Friday 30th October, 2009 16:00-17:00 Mathematics Building, room 325

Abstract

The biflagellated green algae Chlamydomonas reinhardtii has a prolate spheroidal body and has two long, thin flagella attached at one end which are propelled to cause the swimming of the organism. The length of the cell body and flagella is approx. same as 10 micro meter and the flagella beat at approx. 50 hertz. C. reinhardtii is usually considered to swim in a human breast-stroke manner with an effective-recovery style, approximately in the direction of its axis of symmetry. However, the latest research proved that this is not exactly the accurate swimming stroke. The approximation known as Resistive Force Theory (RFT) was established by Gray & Hancock (1953). RFT and singularity solutions method were used by Jones et al. (1994) to model the swimming of a single cell of C. reinhardtii in a viscous flow of low Reynolds number. Analytical and numerical techniques incorporating RFT and image singularities system were used to calculate the magnitude and direction of the cell's swimming velocity and angular velocity in the vicinity of no slip plane boundary.
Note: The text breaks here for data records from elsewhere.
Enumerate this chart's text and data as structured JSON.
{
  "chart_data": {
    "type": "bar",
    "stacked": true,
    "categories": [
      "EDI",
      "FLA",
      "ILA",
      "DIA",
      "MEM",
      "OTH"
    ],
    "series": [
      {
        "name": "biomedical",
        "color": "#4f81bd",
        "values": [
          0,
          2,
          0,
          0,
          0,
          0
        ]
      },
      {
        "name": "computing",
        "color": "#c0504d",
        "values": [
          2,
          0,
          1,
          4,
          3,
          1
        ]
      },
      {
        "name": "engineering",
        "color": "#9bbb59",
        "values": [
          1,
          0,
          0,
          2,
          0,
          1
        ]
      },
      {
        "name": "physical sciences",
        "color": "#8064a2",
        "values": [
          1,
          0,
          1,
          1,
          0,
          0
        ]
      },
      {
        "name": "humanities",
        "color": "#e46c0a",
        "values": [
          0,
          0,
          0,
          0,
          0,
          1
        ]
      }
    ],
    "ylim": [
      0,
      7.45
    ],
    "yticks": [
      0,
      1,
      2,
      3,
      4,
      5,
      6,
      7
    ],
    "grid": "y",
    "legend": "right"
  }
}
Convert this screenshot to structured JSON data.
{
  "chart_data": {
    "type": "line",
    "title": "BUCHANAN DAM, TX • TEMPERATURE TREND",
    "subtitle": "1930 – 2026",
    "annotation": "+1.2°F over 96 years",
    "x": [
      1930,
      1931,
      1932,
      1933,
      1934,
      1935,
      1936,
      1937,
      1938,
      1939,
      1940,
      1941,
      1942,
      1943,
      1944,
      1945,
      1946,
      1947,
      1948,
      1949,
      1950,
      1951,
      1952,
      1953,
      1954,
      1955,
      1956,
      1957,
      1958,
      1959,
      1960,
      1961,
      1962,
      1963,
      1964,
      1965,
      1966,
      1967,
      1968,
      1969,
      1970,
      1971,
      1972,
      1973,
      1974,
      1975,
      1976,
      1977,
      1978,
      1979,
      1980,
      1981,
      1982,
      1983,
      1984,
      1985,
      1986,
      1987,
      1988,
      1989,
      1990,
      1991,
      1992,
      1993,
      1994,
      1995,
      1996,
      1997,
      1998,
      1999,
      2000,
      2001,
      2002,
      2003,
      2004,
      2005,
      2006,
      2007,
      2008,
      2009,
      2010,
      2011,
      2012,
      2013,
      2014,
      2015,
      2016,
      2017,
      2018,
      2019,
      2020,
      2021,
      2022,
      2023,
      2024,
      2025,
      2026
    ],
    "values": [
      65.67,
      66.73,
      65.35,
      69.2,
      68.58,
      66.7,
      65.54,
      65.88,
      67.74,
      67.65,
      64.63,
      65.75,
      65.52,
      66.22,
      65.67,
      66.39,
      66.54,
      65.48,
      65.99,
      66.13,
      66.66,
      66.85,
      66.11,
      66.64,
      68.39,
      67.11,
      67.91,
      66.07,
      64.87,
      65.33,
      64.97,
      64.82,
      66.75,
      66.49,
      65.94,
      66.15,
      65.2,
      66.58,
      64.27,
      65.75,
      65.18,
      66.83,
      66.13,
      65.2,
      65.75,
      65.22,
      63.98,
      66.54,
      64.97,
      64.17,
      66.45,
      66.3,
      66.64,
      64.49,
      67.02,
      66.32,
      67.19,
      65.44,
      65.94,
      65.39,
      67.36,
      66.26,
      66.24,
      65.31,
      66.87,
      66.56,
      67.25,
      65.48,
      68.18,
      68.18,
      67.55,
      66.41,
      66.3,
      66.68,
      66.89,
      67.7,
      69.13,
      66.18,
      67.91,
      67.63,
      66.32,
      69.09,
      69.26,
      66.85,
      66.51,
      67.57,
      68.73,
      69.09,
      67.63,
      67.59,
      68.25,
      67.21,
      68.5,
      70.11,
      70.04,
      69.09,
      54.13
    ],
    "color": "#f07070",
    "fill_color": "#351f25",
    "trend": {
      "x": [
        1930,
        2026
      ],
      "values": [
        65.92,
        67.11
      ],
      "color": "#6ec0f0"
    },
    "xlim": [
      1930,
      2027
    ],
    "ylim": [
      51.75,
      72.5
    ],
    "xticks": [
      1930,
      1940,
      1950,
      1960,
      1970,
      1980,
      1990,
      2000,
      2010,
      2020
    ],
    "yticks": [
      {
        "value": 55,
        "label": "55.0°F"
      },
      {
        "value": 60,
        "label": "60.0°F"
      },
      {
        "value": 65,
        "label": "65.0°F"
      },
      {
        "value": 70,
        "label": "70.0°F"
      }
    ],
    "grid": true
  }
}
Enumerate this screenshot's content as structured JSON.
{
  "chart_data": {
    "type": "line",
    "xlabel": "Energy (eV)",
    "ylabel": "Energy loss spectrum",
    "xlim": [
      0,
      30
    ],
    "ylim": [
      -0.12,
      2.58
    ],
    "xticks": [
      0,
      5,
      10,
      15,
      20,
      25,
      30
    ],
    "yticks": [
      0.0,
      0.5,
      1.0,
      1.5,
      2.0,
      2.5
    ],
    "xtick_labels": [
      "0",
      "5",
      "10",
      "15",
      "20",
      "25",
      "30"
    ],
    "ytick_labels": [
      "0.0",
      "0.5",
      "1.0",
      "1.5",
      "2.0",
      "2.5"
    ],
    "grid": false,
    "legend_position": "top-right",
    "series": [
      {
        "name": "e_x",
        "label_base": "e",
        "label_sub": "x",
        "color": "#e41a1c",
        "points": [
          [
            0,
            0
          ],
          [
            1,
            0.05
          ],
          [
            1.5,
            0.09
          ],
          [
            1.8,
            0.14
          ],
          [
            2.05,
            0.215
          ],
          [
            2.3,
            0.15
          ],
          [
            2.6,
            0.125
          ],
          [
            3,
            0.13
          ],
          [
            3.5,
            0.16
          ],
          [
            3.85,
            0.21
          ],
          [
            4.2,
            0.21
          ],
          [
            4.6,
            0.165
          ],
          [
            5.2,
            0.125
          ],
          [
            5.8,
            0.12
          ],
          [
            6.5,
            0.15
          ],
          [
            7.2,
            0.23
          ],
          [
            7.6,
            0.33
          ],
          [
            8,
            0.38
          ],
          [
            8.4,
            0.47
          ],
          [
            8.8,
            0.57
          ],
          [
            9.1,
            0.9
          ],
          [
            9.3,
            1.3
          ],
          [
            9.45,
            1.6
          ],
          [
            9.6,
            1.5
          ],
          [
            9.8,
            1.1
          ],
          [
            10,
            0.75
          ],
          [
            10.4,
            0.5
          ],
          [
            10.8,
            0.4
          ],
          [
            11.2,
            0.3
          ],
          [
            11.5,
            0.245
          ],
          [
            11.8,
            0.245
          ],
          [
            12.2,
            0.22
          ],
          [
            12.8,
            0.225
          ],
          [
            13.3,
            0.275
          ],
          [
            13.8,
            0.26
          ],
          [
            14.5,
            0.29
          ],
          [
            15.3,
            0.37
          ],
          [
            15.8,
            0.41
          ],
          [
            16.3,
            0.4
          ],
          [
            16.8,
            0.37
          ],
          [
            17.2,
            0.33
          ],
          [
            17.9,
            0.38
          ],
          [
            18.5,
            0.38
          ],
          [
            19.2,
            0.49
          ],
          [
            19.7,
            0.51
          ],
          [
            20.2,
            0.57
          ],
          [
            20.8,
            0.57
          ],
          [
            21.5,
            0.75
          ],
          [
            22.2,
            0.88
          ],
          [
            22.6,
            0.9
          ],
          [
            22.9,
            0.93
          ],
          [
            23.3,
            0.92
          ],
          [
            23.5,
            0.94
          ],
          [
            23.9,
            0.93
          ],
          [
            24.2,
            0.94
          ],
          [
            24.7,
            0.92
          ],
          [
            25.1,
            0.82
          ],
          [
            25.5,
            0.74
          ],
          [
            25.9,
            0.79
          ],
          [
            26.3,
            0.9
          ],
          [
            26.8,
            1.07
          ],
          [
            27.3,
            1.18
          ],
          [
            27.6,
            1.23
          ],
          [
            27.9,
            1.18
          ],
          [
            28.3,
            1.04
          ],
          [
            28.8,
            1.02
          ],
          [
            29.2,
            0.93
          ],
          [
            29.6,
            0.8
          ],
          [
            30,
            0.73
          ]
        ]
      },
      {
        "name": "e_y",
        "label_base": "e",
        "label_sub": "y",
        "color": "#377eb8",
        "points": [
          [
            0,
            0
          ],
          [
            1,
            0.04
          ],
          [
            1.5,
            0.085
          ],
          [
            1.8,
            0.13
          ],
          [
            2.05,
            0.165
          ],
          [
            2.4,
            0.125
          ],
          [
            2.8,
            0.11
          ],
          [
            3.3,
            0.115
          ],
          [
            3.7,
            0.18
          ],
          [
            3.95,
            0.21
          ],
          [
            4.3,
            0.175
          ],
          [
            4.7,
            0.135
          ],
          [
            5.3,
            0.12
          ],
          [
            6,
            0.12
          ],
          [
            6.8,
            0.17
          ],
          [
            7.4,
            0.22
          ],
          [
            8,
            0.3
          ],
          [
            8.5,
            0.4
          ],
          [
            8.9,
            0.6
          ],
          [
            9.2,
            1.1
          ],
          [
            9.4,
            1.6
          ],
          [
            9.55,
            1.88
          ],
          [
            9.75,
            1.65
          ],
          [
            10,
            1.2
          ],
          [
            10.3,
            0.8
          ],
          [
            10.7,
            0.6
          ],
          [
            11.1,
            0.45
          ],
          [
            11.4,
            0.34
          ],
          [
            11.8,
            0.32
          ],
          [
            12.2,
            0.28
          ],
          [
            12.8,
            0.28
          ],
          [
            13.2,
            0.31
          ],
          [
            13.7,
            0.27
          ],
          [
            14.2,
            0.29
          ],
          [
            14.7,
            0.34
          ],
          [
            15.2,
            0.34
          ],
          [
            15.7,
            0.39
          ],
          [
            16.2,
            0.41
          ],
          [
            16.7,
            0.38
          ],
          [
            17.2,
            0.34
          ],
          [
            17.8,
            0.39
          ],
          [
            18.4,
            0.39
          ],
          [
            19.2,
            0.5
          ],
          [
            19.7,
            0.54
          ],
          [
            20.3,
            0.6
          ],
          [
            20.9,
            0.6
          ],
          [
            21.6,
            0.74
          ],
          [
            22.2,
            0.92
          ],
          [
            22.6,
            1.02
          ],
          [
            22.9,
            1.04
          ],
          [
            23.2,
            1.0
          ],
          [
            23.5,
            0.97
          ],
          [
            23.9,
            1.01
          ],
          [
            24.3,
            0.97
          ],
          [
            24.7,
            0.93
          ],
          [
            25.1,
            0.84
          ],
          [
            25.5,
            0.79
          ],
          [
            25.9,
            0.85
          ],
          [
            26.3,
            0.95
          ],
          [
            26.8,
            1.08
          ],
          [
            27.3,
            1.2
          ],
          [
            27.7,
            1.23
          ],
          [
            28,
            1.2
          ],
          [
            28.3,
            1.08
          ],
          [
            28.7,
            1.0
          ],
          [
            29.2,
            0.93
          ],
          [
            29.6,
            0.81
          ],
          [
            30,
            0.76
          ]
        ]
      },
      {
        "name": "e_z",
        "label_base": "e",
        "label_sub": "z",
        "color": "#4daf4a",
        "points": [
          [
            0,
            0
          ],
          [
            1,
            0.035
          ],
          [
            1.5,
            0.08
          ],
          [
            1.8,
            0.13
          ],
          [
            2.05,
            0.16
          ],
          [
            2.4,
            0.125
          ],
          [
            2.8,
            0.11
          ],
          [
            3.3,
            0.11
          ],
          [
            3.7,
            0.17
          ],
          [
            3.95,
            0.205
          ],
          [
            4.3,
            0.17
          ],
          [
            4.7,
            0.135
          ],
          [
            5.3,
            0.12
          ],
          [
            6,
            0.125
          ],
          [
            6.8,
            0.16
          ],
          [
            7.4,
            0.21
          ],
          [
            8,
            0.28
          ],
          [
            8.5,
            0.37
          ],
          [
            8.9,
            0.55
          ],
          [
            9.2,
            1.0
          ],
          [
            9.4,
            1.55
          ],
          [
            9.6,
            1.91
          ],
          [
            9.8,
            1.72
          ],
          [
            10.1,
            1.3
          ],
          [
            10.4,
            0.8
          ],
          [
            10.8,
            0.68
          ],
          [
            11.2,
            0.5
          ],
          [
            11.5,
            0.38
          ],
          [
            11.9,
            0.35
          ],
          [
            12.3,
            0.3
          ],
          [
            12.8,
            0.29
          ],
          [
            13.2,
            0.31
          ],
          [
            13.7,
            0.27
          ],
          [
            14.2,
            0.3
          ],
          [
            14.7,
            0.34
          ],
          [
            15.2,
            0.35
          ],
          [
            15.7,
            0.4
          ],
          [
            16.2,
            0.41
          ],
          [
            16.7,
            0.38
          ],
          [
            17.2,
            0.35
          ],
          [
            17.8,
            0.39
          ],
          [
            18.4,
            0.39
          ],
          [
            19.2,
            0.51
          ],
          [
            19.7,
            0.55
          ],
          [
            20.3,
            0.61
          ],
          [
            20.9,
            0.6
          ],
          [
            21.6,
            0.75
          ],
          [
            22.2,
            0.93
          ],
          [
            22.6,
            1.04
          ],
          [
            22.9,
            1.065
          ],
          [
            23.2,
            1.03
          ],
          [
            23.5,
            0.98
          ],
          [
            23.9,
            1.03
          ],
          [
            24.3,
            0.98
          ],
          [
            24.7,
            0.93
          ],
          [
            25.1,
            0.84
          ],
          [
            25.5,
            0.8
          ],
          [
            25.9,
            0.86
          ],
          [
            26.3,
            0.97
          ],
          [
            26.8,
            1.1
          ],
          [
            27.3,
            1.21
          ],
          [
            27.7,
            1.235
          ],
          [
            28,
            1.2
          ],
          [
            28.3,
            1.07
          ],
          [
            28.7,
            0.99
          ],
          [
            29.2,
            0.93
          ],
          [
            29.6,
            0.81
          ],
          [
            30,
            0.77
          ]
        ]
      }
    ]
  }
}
Recently these cells are effectively used as feed stocks in algae photobiorectors. These cells pumped into tubes with addition of CO2 from power stations and waste water to produce biodiesel with water treatment. Bioconvection phenomena defined as the aggregations of typically dense cells which causes instabilities or pattern formations due to gyrotaxis, geotaxis or phototaxis during large scale flow. Here we have studied the experimental analysis of the bioconvection phenomena in thin long horizontal tubes. By varying the cells concentration C, tubes diameter d and flow rate F, we record the images and analyse the data using IDL and statistical tools to quantitatively investigate the initial wavelengths and trends of the bioconvection patterns. Additionally we will try to compare these experimental results with theoretical predictions.